The Truth Seeker
- Author: Sharadindu Bandyopadhyay
- Original title: Satyanweshi or Satyanveshi (সত্যান্বেষী)
- Language: Bengali
- Series: Byomkesh Bakshi
- Genre: Detective, crime, mystery
- Publisher: P.C. Sorkar and Sons, also anthologized by Ananda Publishers
- Publication date: 1934 in hardcover Byomkesher diary and in the Sharadindu Omnibus in 1972
- Publication place: India
- Media type: Print (hardback & paperback)
- Pages: 182 pp
- Preceded by: None
- Followed by: Pother Kanta

= Satyanweshi (novel) =

Bengali detactive novel by Sharadindu Bandyopadhyay

Satyanweshi (সত্যান্বেষী) also spelled Satyanveshi, is a detective story written by Sharadindu Bandyopadhyay featuring the Bengali detective Byomkesh Bakshi and his friend, assistant, and narrator Ajit Bandyopadhyay. It is the first Byomkesh adventure written by Sharadindu Bandyopadhyay.

==Plot==
Ajit Bandyopadhyay lives in a hostel, along with some other people. Ashwini Babu and Ghanshyam Babu are two of the hostel inmates; they live next to Ajit. The hostel is run by a philanthropic homeopathic doctor, Anukul Babu. Ajit has recently become aware of some murders that have happened in their locality. They seemed to have been done by the same person, possibly a serial killer.

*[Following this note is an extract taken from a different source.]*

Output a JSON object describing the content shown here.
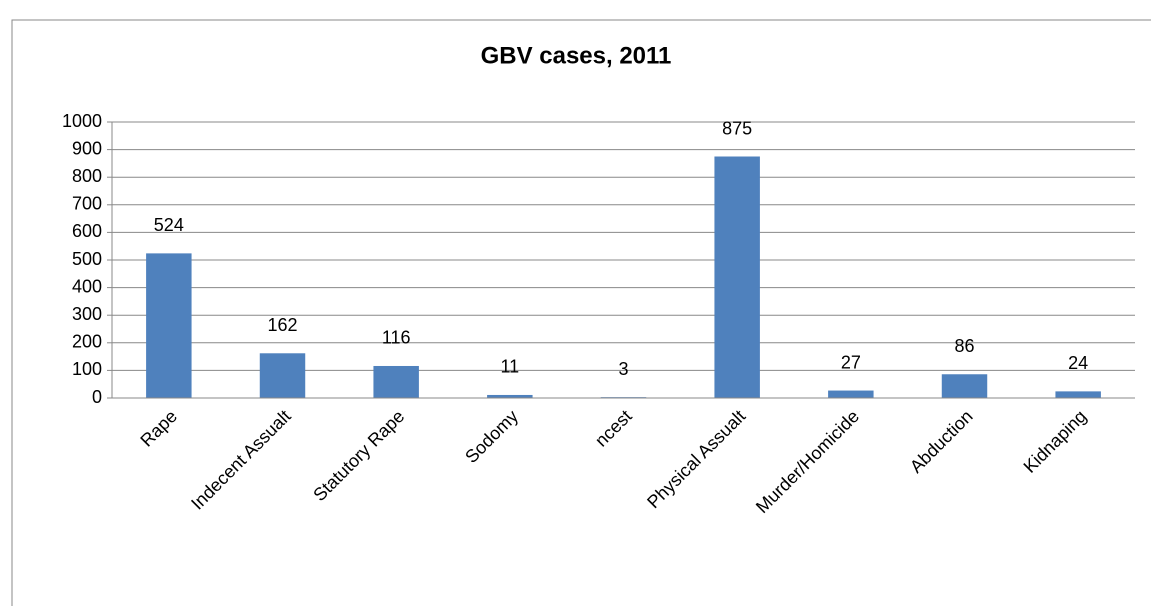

One morning, a young man named Atul Chandra Mitra comes to Anukul Babu, looking for a vacant room in the hostel. Anukul Babu informs him that there is no vacant room currently available in the hostel. Ajit was sitting nearby and offered to share his room with Atul. Atul is gratified. He even offers to pay the entire rent which Ajit accepts.

One night, Ashwini Babu is murdered, and Atul gets arrested. But after some time, he is released, without any explanation. That night, the murderer of Ashwini Babu tries to kill Atul and Ajit, but he fails. The real killer gets arrested, who is Anukul Babu. He has been doing the business of cocaine behind homeopathy. Ashwini Babu came upon the secret and thus had to be killed.

After that, it is revealed to Ajit that Atul Chandra Mitra is actually Byomkesh Bakshi who has assumed an alias to know the truth behind the chain of events. Byomkesh takes Ajit to his home, and they begin living together in the former's house with a servant, Punti Ram.

==Characters==
- Byomkesh Bakshi (Atul Chandra Mitra)
- Ajit Kumar Bandopadhyay
- Punti Ram
- Dr. Anukul Babu
- Ashwini Kumar Chodhury
- Ghanshyam Babu
- Police Commissioner
- Servant
- Inspector

==Adaptations==

===Radio===
- The Sunday Suspense series of 98.3 Radio Mirchi (Kolkata) adapted this novel as a radio drama, voiced by Mir Afsar Ali, RJ Deep and Richard.

===Television===
- This was one of the stories of the 1993 TV series Byomkesh Bakshi which were recreated for broadcasting on Doordarshan, the Indian national network, by Basu Chatterjee, and became one of the most memorable episodes.
- The story was adapted into another TV series in 2014, Byomkesh, which aired on Bengali channel ETV Bangla.

===Film===
- The 2015 Hindi language film Detective Byomkesh Bakshy! is mainly based on this story.